Companion in labour — shared effort. We have pulled the same rope.
Fellowsoldier — warfare. We have been in actual conflict together.

2. The priestly word — his service was an act of worship

Philippians 2:25 “25 Yet I supposed it necessary to send to you Epaphroditus, my brother, and companion in labour, and fellowsoldier, but your messenger, and he that ministered to my wants.
b. The word ministered is a priestly word — used for priests serving at the altar
c. Epaphroditus's service was not logistics — it was an act of worship
d. The sending was a priestly offering made to God
e. When this church sends someone it is not a novelty — it is an offering

3. He offered his life for the cause

Philippians 2:27 “27 For indeed he was sick nigh unto death: but God had mercy on him; and not on him only, but on me also, lest I should have sorrow upon sorrow.”
Do not read past this. Nigh unto death means what it says.
He came to serve Paul and nearly did not come back

4. Not regarding his life

Philippians 2:30 “30 Because for the work of Christ he was nigh unto death, not regarding his life, to supply your lack of service toward me.”
He did not protect himself. He did not calculate an exit.
He went all the way in — because that is what he had seen his church do.
The phrase "your lack of service" is not a criticism of the Philippians
There was a gap created by distance — they wanted to serve Paul but could not reach him
Epaphroditus crossed that gap — he carried the church's love into a place the church could not go
He embodied what his community had been modeling — all the way to the edge of death
This is why every Fall we unaplogetically ask you to help fund the mission. We are asking those among us to give their lives. We should give the same. Work is a great way to turn time into a portable form of currency. I heard of a man who worked on an assembly line who would say, “I am not working in Mexico for the next hour along my friends there.”
The Moravians
In the 18th century Moravian believers sold themselves into slavery to reach enslaved people in the Caribbean — but they did not arrive at that decision alone
They came from Herrnhut — a community that had been praying without ceasing and giving sacrificially for years before anyone sailed anywhere
When the ship left harbor two young men called back to their families on shore — "May the Lamb that was slain receive the reward of His suffering"
They were not heroic individuals making a dramatic decision — they were faithful members of a church that had already been living that way — Epaphroditus is the same story — Philippi modeled it and he lived it

Application for us

A sending culture is not built by challenging people to be more committed — it is built by being a community where sacrifice is already the normal pattern
The question for us is not whether we believe in missions — the question is what are we giving our people before they go — are we sending them somewhere they have never been or further into something they already know
TRANSITION: The church models sacrificial love. The sent one lives it on the field. But now Epaphroditus is coming home. And Paul does not leave the reception to chance. He commands it. He shapes it. He tells the Philippians exactly what to do when their man walks back through the door. Because a church that models sacrifice for the sending must also model something for the return.

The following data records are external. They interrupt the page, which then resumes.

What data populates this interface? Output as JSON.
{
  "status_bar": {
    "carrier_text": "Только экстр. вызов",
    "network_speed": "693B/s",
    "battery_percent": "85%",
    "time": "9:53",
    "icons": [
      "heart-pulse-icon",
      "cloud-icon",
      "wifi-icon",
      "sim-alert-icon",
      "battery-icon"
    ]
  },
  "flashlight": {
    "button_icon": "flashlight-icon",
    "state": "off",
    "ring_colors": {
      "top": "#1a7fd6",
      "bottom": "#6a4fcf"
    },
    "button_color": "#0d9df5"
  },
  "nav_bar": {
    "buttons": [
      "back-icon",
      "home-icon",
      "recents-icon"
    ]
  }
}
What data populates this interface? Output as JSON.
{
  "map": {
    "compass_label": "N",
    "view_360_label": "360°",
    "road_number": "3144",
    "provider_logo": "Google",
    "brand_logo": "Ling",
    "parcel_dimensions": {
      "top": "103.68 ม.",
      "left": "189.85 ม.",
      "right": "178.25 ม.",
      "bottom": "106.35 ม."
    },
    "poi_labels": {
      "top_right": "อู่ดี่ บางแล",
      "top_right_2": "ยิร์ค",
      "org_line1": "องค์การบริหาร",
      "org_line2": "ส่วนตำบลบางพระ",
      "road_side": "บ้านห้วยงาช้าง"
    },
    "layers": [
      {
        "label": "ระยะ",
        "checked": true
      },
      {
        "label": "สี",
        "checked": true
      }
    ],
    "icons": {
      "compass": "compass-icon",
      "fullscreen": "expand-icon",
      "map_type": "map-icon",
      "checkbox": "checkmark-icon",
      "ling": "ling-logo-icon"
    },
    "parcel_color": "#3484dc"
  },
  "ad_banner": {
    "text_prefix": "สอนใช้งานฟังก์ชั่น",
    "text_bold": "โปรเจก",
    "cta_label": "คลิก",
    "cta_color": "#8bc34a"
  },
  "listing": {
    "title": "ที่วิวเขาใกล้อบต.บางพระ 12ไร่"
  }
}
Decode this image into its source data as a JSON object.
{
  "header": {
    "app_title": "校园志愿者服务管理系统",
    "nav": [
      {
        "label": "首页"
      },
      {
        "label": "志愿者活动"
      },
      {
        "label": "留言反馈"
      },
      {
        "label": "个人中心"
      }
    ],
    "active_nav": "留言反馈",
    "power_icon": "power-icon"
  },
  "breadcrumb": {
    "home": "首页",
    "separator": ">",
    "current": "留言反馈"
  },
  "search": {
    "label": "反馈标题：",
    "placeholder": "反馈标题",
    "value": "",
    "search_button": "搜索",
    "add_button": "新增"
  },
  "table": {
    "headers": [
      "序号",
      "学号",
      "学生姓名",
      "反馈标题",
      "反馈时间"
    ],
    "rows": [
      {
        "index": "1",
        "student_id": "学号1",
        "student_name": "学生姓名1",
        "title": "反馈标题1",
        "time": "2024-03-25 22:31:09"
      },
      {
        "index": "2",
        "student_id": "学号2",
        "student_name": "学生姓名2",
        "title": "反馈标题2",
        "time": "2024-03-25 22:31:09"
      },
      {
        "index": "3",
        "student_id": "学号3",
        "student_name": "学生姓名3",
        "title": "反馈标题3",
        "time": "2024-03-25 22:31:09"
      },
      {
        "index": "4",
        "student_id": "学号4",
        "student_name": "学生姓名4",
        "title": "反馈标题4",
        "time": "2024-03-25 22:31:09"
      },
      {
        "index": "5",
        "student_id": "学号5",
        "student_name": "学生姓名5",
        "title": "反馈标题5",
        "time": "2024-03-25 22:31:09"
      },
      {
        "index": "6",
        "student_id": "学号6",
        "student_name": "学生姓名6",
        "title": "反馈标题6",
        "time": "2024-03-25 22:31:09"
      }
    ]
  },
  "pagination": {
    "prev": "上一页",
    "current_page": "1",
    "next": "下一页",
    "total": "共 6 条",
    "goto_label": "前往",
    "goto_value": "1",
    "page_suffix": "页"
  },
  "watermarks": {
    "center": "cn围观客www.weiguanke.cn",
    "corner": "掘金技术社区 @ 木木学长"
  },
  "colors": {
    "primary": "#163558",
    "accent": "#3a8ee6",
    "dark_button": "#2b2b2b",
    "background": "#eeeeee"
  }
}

III. The church that sends well must also know how to receive. (vv. 28–30)

Philippians 2:28–30

1. The command in verse 29 — read every word

Philippians 2:29 “29 Receive him therefore in the Lord with all gladness; and hold such in reputation:”
Receive him — active, intentional, prepared welcome
In the Lord — this reception is a spiritual act not just a social one
With all gladness — not muted, not polite, not obligatory
All gladness — the full weight of joy. Everything you have.

2. Notice what Paul does not do

He does not assume the Philippians will receive Epaphroditus well
He commands it — which tells us something important
A church can send people beautifully and receive them poorly
Paul will not let that happen to Epaphroditus
I have allowed that to happen to others and by God’s grace never want to let that happen again.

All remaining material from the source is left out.